General Manager Jim Hendry met with Dusty Baker before Wednesday’s game and discussed published reports that the Cubs manager and some of his coaching staff could be in danger of losing their jobs during the All-Star break.
Baker said he’s not worried about his fate.
“I expect to be here,” he said. “Why not? I ain’t walking Death Row.”
While Hendry wasn’t backing off comments he made Tuesday about evaluating everyone during the four-day break next week, he said speculation Baker and several of his coaches could be gone by next week was premature and that the evaluation process could go on longer.
“My situation is no different than it always has been,” Hendry said. “It’s a constant evaluation of the entire process. Dusty understands that. Obviously we need to play better, but there never has been a time frame set by myself. And I’m really the one who’s going to make the call.
“I’d like to see us play better before the break, and I’d certainly like to see us play the rest of the year a lot better. The situation right now is that we just have to play better and win some games.”
Hendry said the decision is his alone and that neither club President Andy MacPhail nor Tribune Co. ownership is pressuring him. Baker reiterated he believes Hendry will give him every opportunity to turn things around.
“I feel comfortable,” he said. “A lot of other people don’t feel comfortable, but I feel comfortable and that’s what counts. I haven’t lost any confidence in what I can do.”
Baker said he went through a similar situation in San Francisco with a team that lost 94 games in 1996 and he drew an analogy of a manager to a black box on an airplane.

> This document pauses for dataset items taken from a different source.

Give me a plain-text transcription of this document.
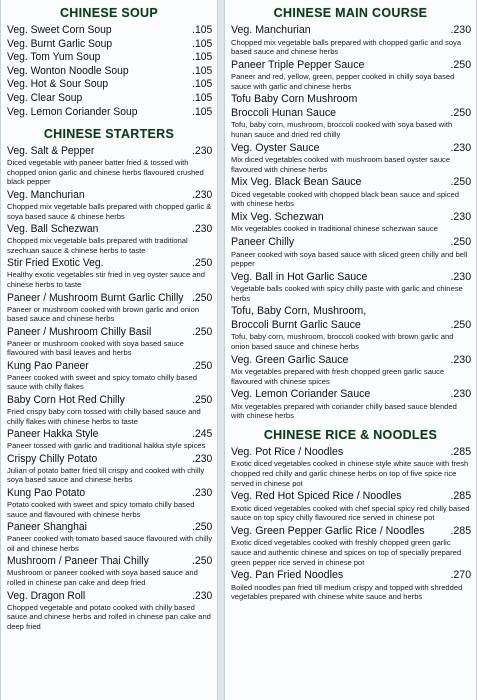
CHINESE SOUP
Veg. Sweet Corn Soup	.105
Veg. Burnt Garlic Soup	.105
Veg. Tom Yum Soup	.105
Veg. Wonton Noodle Soup	.105
Veg. Hot & Sour Soup	.105
Veg. Clear Soup	.105
Veg. Lemon Coriander Soup	.105
CHINESE STARTERS
Veg. Salt & Pepper	.230
Diced vegetable with paneer batter fried & tossed with chopped onion garlic and chinese herbs flavoured crushed black pepper
Veg. Manchurian	.230
Chopped mix vegetable balls prepared with chopped garlic & soya based sauce & chinese herbs
Veg. Ball Schezwan	.230
Chopped mix vegetable balls prepared with traditional szechuan sauce & chinese herbs to taste
Stir Fried Exotic Veg.	.250
Healthy exotic vegetables stir fried in veg oyster sauce and chinese herbs to taste
Paneer / Mushroom Burnt Garlic Chilly .250
Paneer or mushroom cooked with brown garlic and onion based sauce and chinese herbs
Paneer / Mushroom Chilly Basil	.250
Paneer or mushroom cooked with soya based sauce flavoured with basil leaves and herbs
Kung Pao Paneer	.250
Paneer cooked with sweet and spicy tomato chilly based sauce with chilly flakes
Baby Corn Hot Red Chilly	.250
Fried crispy baby corn tossed with chilly based sauce and chilly flakes with chinese herbs to taste
Paneer Hakka Style	.245
Paneer tossed with garlic and traditional hakka style spices
Crispy Chilly Potato	.230
Julian of potato batter fried till crispy and cooked with chilly soya based sauce and chinese herbs
Kung Pao Potato	.230
Potato cooked with sweet and spicy tomato chilly based sauce and flavoured with chinese herbs
Paneer Shanghai	.250
Paneer cooked with tomato based sauce flavoured with chilly oil and chinese herbs
Mushroom / Paneer Thai Chilly	.250
Mushroom or paneer cooked with soya based sauce and rolled in chinese pan cake and deep fried
Veg. Dragon Roll	.230
Chopped vegetable and potato cooked with chilly based sauce and chinese herbs and rolled in chinese pan cake and deep fried
CHINESE MAIN COURSE
Veg. Manchurian	.230
Chopped mix vegetable balls prepared with chopped garlic and soya based sauce and chinese herbs
Paneer Triple Pepper Sauce	.250
Paneer and red, yellow, green, pepper cooked in chilly soya based sauce with garlic and chinese herbs
Tofu Baby Corn Mushroom
Broccoli Hunan Sauce	.250
Tofu, baby corn, mushroom, broccoli cooked with soya based with hunan sauce and dried red chilly
Veg. Oyster Sauce	.230
Mix diced vegetables cooked with mushroom based oyster sauce flavoured with chinese herbs
Mix Veg. Black Bean Sauce	.250
Diced vegetable cooked with chopped black bean sauce and spiced with chinese herbs
Mix Veg. Schezwan	.230
Mix vegetables cooked in traditional chinese schezwan sauce
Paneer Chilly	.250
Paneer cooked with soya based sauce with sliced green chilly and bell pepper
Veg. Ball in Hot Garlic Sauce	.230
Vegetable balls cooked with spicy chilly paste with garlic and chinese herbs
Tofu, Baby Corn, Mushroom,
Broccoli Burnt Garlic Sauce	.250
Tofu, baby corn, mushroom, broccoli cooked with brown garlic and onion based sauce and chinese herbs
Veg. Green Garlic Sauce	.230
Mix vegetables prepared with fresh chopped green garlic sauce flavoured with chinese spices
Veg. Lemon Coriander Sauce	.230
Mix vegetables prepared with coriander chilly based sauce blended with chinese herbs
CHINESE RICE & NOODLES
Veg. Pot Rice / Noodles	.285
Exotic diced vegetables cooked in chinese style white sauce with fresh chopped red chilly and garlic chinese herbs on top of five spice rice served in chinese pot
Veg. Red Hot Spiced Rice / Noodles	.285
Exotic diced vegetables cooked with chef special spicy red chilly based sauce on top spicy chilly flavoured rice served in chinese pot
Veg. Green Pepper Garlic Rice / Noodles .285
Exotic diced vegetables cooked with freshly chopped green garlic sauce and authentic chinese and spices on top of specially prepared green pepper rice served in chinese pot
Veg. Pan Fried Noodles	.270
Boiled noodles pan fried till medium crispy and topped with shredded vegetables prepared with chinese white sauce and herbs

“If the airplane has a failure, it has a black box where everybody is going to see whether it was pilot error or mechanical error or failure or whatever,” he said. “The one thing you learn about in life, no matter what job you’re in, is you’re going to have your turn to be in that box, whether you’re a manager or a coach or a CEO or a president or a janitor.
“You know everybody is going to get a chance in what I call the black blame box, because that’s what it is.”
Baker was asked if that meant he would come out and reveal his thoughts on the Cubs’ problems after he was gone, just as a black box can reveal what actually occurred during a plane crash.
“No,” he replied. “They have been good to me. I have no complaints about Tribune (Co.), about Jim, about Andy, about people upstairs.”